While it’s fine to log your workout, check how many reps and sets you have left, or change a song, texting with your buddies for long bouts of time (especially while someone else is waiting for the equipment) is poor gym etiquette. When in the gym, put your phone down. You’ll not only reap benefits by ramping up intensity and training harder, but others around you may appreciate it as well.
Pet Peeve 6: The Oblivious Naked Guy in the Locker Room
If there’s one thing that IFBB pro Craig Capurso can’t stand, it’s bad locker room behavior.
“My biggest beef is with guys who sit naked—balls and cheeks on the bench—in the men’s locker room,” he says with disgust.
Always remember, just because you’re comfortable with your body doesn’t mean everyone else is. When you’re in a public place, show some respect for others and keep yourself covered (or at least sit on a towel).
Pet Peeve 7: Overcrowded Gyms
For NLA for Her athlete Jessie Hilgenberg, the lag in intensity that can come from fighting off gym crowds tops the list.
“My biggest pet peeve is overcrowded gyms,” she says. “I like to have the machines and weights I need available when I need them.”
While it’s understandable to have to wait on occasion, constantly standing around or (worse yet) having to sign up for time slots, is no fun.
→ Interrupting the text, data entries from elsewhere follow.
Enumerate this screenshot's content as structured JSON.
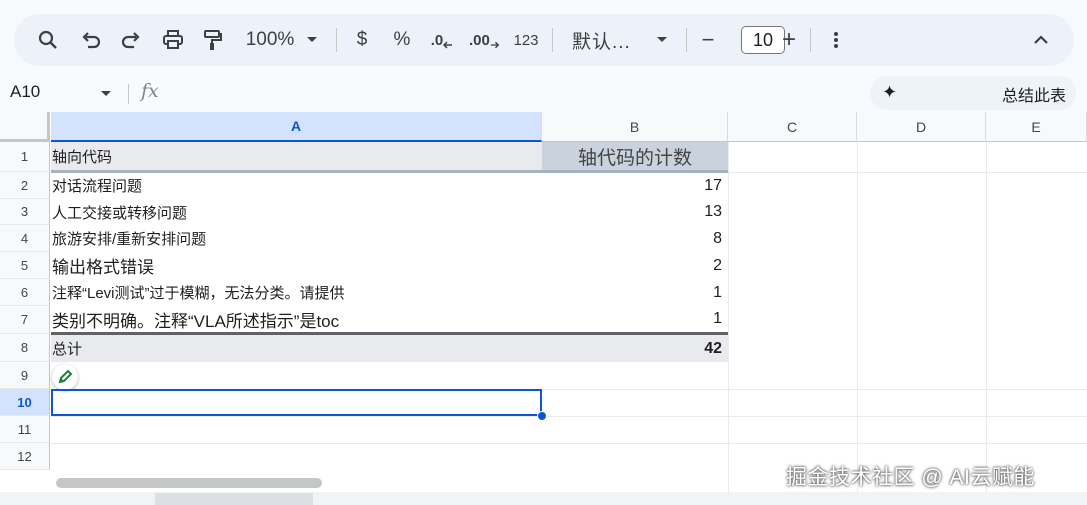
{
  "toolbar": {
    "zoom": "100%",
    "currency_label": "$",
    "percent_label": "%",
    "decrease_decimal_label": ".0",
    "increase_decimal_label": ".00",
    "number_format_label": "123",
    "font_name": "默认...",
    "font_size": "10",
    "minus_label": "−",
    "plus_label": "+"
  },
  "formula_bar": {
    "cell_ref": "A10",
    "fx_label": "fx",
    "summarize_label": "总结此表"
  },
  "columns": [
    "A",
    "B",
    "C",
    "D",
    "E"
  ],
  "rows": [
    "1",
    "2",
    "3",
    "4",
    "5",
    "6",
    "7",
    "8",
    "9",
    "10",
    "11",
    "12"
  ],
  "table": {
    "header": {
      "a": "轴向代码",
      "b": "轴代码的计数"
    },
    "rows": [
      {
        "a": "对话流程问题",
        "b": "17"
      },
      {
        "a": "人工交接或转移问题",
        "b": "13"
      },
      {
        "a": "旅游安排/重新安排问题",
        "b": "8"
      },
      {
        "a": "输出格式错误",
        "b": "2"
      },
      {
        "a": "注释“Levi测试”过于模糊，无法分类。请提供",
        "b": "1"
      },
      {
        "a": "类别不明确。注释“VLA所述指示”是toc",
        "b": "1"
      }
    ],
    "total": {
      "a": "总计",
      "b": "42"
    }
  },
  "watermark": "掘金技术社区 @ AI云赋能"
}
While you can always find alternatives to bide your time—whether that’s holding a wall squat while waiting for the rack or doing raises on the stair’s edge while hoping a seated calf machine will free up—let’s face it, it’s a buzzkill.
Pet Peeve 8: Training Sick
There might be some truth to sweating out a fever, but when it comes to shared spaces it’s important to remember that full-blown coughs and sky-rocketing temperatures are not communal.
“A couple sniffles are fine, but if you’re blowing your nose between sets, coughing in between reps, or have a fever, stay home and rest,” says powerlifter Karina Baymiller. “You’re not only delaying your own recovery, you’re risking getting everyone else in the gym sick as well.”
Pet Peeve 9: Posing for Selfies
Baymiller also notes that people tend to be a little too excessive with selfies and social videos.
“A quick #FlexFriday selfie or a video to check your form is totally acceptable and encouraged, but if you’re spending more time snapping pics in the mirror or filming your booty for the ‘gram than you are training, it’s time to reassess your priorities,” she says.